Expiró, y al hacerlo también cerraron sus ojos a la postrera muerte sueños, esperanzas e ilusiones que en vano deambularon a su lado mientras aún tuvo fuerzas para empuñarlas, para esgrimirlas y ondearlas; espada, lanza y bandera de triste figura que rodaron juntas por la arena de la blanca luna, que hubieron de atenerse a las reglas de la andante caballería y realizar el último viaje, el más doloroso y humillante de todos: doloroso, pues se hizo sin encomendarse a la sin par, alta y soberana señora de sus pensamientos; humillante, pues se llevó a cabo con la frente bien baja, la mirada perdida en un lugar de la Mancha y el corazón oprimido por el peso del fracaso.

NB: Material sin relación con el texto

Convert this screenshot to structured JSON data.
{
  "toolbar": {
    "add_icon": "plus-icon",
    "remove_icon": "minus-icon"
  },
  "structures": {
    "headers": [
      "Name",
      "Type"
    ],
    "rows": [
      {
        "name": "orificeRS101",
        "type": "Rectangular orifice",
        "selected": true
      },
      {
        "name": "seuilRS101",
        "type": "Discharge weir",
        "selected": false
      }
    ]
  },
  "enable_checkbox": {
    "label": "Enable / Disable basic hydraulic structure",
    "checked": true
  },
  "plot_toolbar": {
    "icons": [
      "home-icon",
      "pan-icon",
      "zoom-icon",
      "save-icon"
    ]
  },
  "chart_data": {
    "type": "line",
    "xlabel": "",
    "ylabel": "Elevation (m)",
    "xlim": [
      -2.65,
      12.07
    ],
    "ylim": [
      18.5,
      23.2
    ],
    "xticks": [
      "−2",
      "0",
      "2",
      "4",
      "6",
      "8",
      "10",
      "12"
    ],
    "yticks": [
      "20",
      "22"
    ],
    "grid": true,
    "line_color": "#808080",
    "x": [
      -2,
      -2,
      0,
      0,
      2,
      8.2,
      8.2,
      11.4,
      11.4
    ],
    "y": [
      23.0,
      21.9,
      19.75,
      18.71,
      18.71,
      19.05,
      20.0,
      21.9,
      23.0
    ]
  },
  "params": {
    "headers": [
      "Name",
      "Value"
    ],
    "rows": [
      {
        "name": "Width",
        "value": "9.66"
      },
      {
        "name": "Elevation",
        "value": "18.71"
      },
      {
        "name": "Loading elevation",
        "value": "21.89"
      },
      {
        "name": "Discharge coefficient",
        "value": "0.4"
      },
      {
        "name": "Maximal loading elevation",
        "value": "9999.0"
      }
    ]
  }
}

Expiró, pero al hacerlo abrieron sus ojos las lágrimas, la inmediata nostalgia y el recuerdo de felicísimas desgracias que juntos atravesaron mientras aún pudieron cabalgar a la par rocín y rucio; amo y sirviente que nunca fue tal, que habría sido antes hermano que escudero, antes confesor que vil criado, gobernador de una amistad impagable antes que de una miserable ínsula, y fue esto último el consuelo que quedó en su maltrecho ánimo, saber que durante un tiempo les unió más el fraternal lazo que una apolillada costumbre de capa y espada, y tanto fue así que en el instante final, perdida ya toda esperanza, el amigo pidió lo que nadie haría salvo por un hermano, un confesor y un viejo amigo: que sobre él cayeran la culpa y el peso del fracaso.
Sólo así se evitaría la mayor locura de todas, que no fue, ni mucho menos, el creerse andante caballero.